Data Sufficiency

if x,y and z are integers and xy+z is an odd integer, is x an even integer?
1) xy + xz is even
2) y + xz is odd

IMO E

1) xy + xz is even

so xy and xz both even (a)
or both odd(b)

2) y + xz is odd

y odd, xz even(c)

xz odd, y even(d)

combine 1 and 2

combine (a) and (c)

xz =even
so y = odd

combine (a) and (d)

xz = even
and xz =0dd, contradictory, so this combination is not possible


combine (b) and (c)
xz =odd and xz even

contradictory, so this combination is also not possible

combine (b) and (d)

xz odd and y even

so two case arise:

y =odd, when xz = even
y = even when xz = odd

It is given xy+z is an odd integer
so (case I )xy =odd and z = even
(case II) xy =even and z = odd


Case I: xy =odd, Y can be even as well as odd

y= even,so xz has to be odd
But x =even

so case I is not possible


Case II:

xy = even and z = odd

if y = even, so xz = odd

so x has to be odd because z = odd and xz =odd

if y = odd, then xz =even

but since in CASE II z= odd
so x has to be even


thus we are getting 2 different values of x(even as well as odd)

so answer is E

I did not have time to go through the long explanation, esp because your answer was wrong.
Let me post the explanation for the OA is A.
The Q:
if x,y and z are integers and xy+z is an odd integer, is x an even integer?
1) xy + xz is even
2) y + xz is odd

Given: xy + z = O => xy = O - z; where O represents an odd number
=> if z is odd then xy is even; else if z is even xy is odd.
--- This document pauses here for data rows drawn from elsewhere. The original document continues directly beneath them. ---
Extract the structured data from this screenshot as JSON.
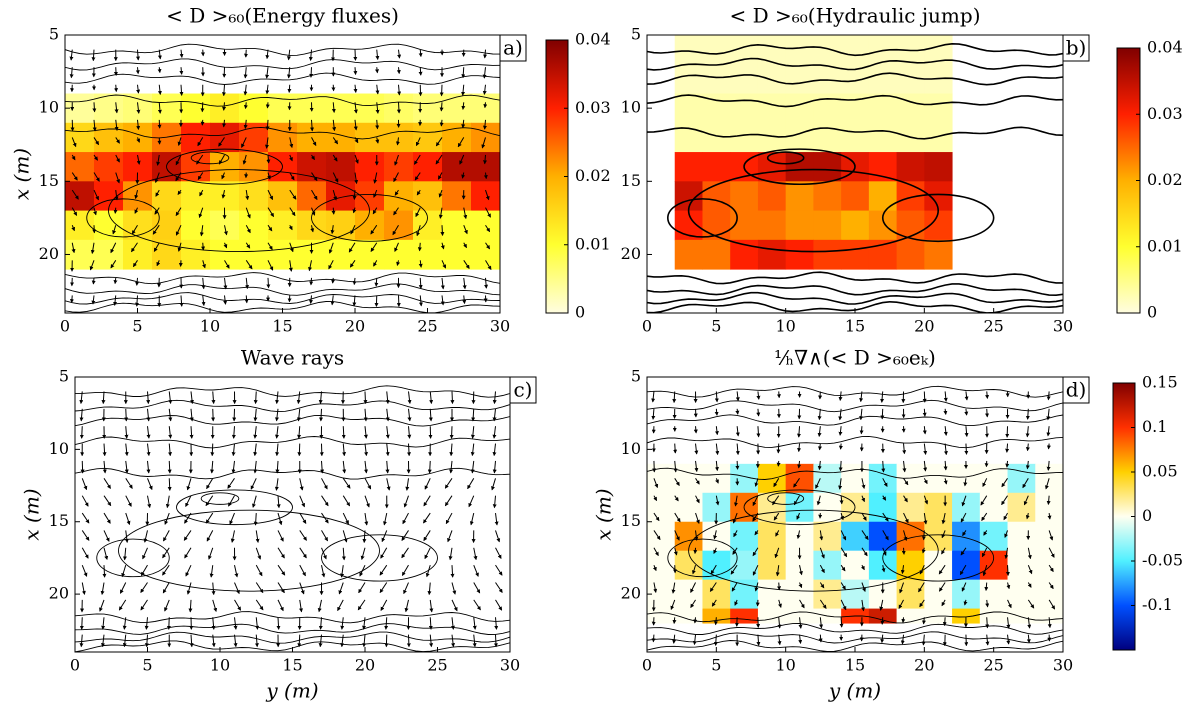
{
  "chart_data": [
    {
      "type": "heatmap",
      "title": "< D >₆₀(Energy fluxes)",
      "panel_label": "a)",
      "ylabel": "x (m)",
      "xlim": [
        0,
        30
      ],
      "ylim": [
        5,
        24
      ],
      "y_reversed": true,
      "xticks": [
        0,
        5,
        10,
        15,
        20,
        25,
        30
      ],
      "yticks": [
        5,
        10,
        15,
        20
      ],
      "x_edges": [
        0,
        2,
        4,
        6,
        8,
        10,
        12,
        14,
        16,
        18,
        20,
        22,
        24,
        26,
        28,
        30
      ],
      "y_edges": [
        9,
        11,
        13,
        15,
        17,
        19,
        21
      ],
      "z": [
        [
          0.004,
          0.005,
          0.006,
          0.008,
          0.01,
          0.012,
          0.01,
          0.008,
          0.008,
          0.008,
          0.008,
          0.007,
          0.006,
          0.006,
          0.006
        ],
        [
          0.015,
          0.018,
          0.02,
          0.024,
          0.03,
          0.032,
          0.028,
          0.022,
          0.02,
          0.02,
          0.018,
          0.018,
          0.017,
          0.02,
          0.022
        ],
        [
          0.025,
          0.028,
          0.03,
          0.035,
          0.028,
          0.02,
          0.022,
          0.03,
          0.034,
          0.035,
          0.03,
          0.028,
          0.03,
          0.036,
          0.036
        ],
        [
          0.035,
          0.03,
          0.022,
          0.015,
          0.012,
          0.012,
          0.014,
          0.018,
          0.025,
          0.032,
          0.028,
          0.02,
          0.018,
          0.024,
          0.03
        ],
        [
          0.012,
          0.01,
          0.014,
          0.016,
          0.01,
          0.008,
          0.01,
          0.012,
          0.015,
          0.016,
          0.02,
          0.022,
          0.012,
          0.01,
          0.01
        ],
        [
          0.008,
          0.008,
          0.012,
          0.015,
          0.012,
          0.01,
          0.01,
          0.01,
          0.01,
          0.01,
          0.01,
          0.01,
          0.01,
          0.01,
          0.01
        ]
      ],
      "clim": [
        0,
        0.04
      ],
      "cticks": [
        0,
        0.01,
        0.02,
        0.03,
        0.04
      ],
      "colorscale": [
        "#fffde0",
        "#ffff30",
        "#ffb000",
        "#ff2000",
        "#800000"
      ]
    },
    {
      "type": "heatmap",
      "title": "< D >₆₀(Hydraulic jump)",
      "panel_label": "b)",
      "xlim": [
        0,
        30
      ],
      "ylim": [
        5,
        24
      ],
      "y_reversed": true,
      "xticks": [
        0,
        5,
        10,
        15,
        20,
        25,
        30
      ],
      "yticks": [
        5,
        10,
        15,
        20
      ],
      "x_edges": [
        2,
        4,
        6,
        8,
        10,
        12,
        14,
        16,
        18,
        20,
        22
      ],
      "y_edges": [
        5,
        9,
        13,
        15,
        17,
        19,
        21
      ],
      "z": [
        [
          0.002,
          0.002,
          0.002,
          0.002,
          0.002,
          0.002,
          0.002,
          0.002,
          0.002,
          0.002
        ],
        [
          0.003,
          0.003,
          0.003,
          0.003,
          0.003,
          0.003,
          0.003,
          0.003,
          0.003,
          0.003
        ],
        [
          0.03,
          0.03,
          0.03,
          0.032,
          0.036,
          0.036,
          0.032,
          0.03,
          0.034,
          0.035
        ],
        [
          0.034,
          0.026,
          0.024,
          0.026,
          0.022,
          0.024,
          0.026,
          0.02,
          0.028,
          0.032
        ],
        [
          0.03,
          0.026,
          0.024,
          0.024,
          0.022,
          0.022,
          0.02,
          0.022,
          0.026,
          0.028
        ],
        [
          0.024,
          0.024,
          0.03,
          0.032,
          0.03,
          0.028,
          0.028,
          0.028,
          0.026,
          0.024
        ]
      ],
      "clim": [
        0,
        0.04
      ],
      "cticks": [
        0,
        0.01,
        0.02,
        0.03,
        0.04
      ],
      "colorscale": [
        "#fffde0",
        "#ffff30",
        "#ffb000",
        "#ff2000",
        "#800000"
      ]
    },
    {
      "type": "quiver",
      "title": "Wave rays",
      "panel_label": "c)",
      "xlabel": "y (m)",
      "ylabel": "x (m)",
      "xlim": [
        0,
        30
      ],
      "ylim": [
        5,
        24
      ],
      "y_reversed": true,
      "xticks": [
        0,
        5,
        10,
        15,
        20,
        25,
        30
      ],
      "yticks": [
        5,
        10,
        15,
        20
      ]
    },
    {
      "type": "heatmap",
      "title": "¹⁄ₕ∇∧(< D >₆₀eₖ)",
      "panel_label": "d)",
      "xlabel": "y (m)",
      "ylabel": "x (m)",
      "xlim": [
        0,
        30
      ],
      "ylim": [
        5,
        24
      ],
      "y_reversed": true,
      "xticks": [
        0,
        5,
        10,
        15,
        20,
        25,
        30
      ],
      "yticks": [
        5,
        10,
        15,
        20
      ],
      "x_edges": [
        0,
        2,
        4,
        6,
        8,
        10,
        12,
        14,
        16,
        18,
        20,
        22,
        24,
        26,
        28,
        30
      ],
      "y_edges": [
        11,
        13,
        15,
        17,
        19,
        21,
        22
      ],
      "z": [
        [
          0,
          0,
          0,
          -0.03,
          0.05,
          0.09,
          -0.02,
          0,
          -0.04,
          0,
          0,
          0,
          0,
          -0.03,
          0
        ],
        [
          0,
          0,
          -0.03,
          0.08,
          0.02,
          -0.04,
          0,
          0.02,
          -0.05,
          0.02,
          0.03,
          -0.03,
          0,
          0.02,
          0
        ],
        [
          0,
          0.07,
          0,
          -0.04,
          0.03,
          0,
          0.02,
          -0.06,
          -0.1,
          0.08,
          0.03,
          -0.08,
          -0.04,
          0,
          0
        ],
        [
          0,
          0.03,
          -0.05,
          -0.03,
          0.03,
          0,
          -0.03,
          0,
          -0.05,
          0.05,
          0,
          -0.1,
          0.1,
          0,
          0
        ],
        [
          0,
          0,
          0.03,
          -0.04,
          0,
          0,
          0.02,
          -0.02,
          0,
          0.03,
          0,
          -0.03,
          0,
          0,
          0
        ],
        [
          0,
          0,
          0.06,
          0.1,
          0,
          0,
          0,
          0.1,
          0.12,
          0,
          0,
          0.05,
          0,
          0,
          0
        ]
      ],
      "clim": [
        -0.15,
        0.15
      ],
      "cticks": [
        -0.1,
        -0.05,
        0,
        0.05,
        0.1,
        0.15
      ],
      "colorscale": [
        "#00007f",
        "#0050ff",
        "#50f0ff",
        "#fffff0",
        "#ffd000",
        "#ff3000",
        "#800000"
      ]
    }
  ]
}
1) xy + xz = E; where E represents an even number
=> O - z + xz = E; since xy = O - z.
=>z(x-1) = E - O = O => z is O and x-1 is O => x is even. So 1 is sufficient

2) y + xz = O => xz = O - y
If y is even; xz is odd => x is odd
If y is odd; xz = even ---- does not say anything about x.
So x is not definite to be a even or odd. So 2 is insufficient.
Thus OA is A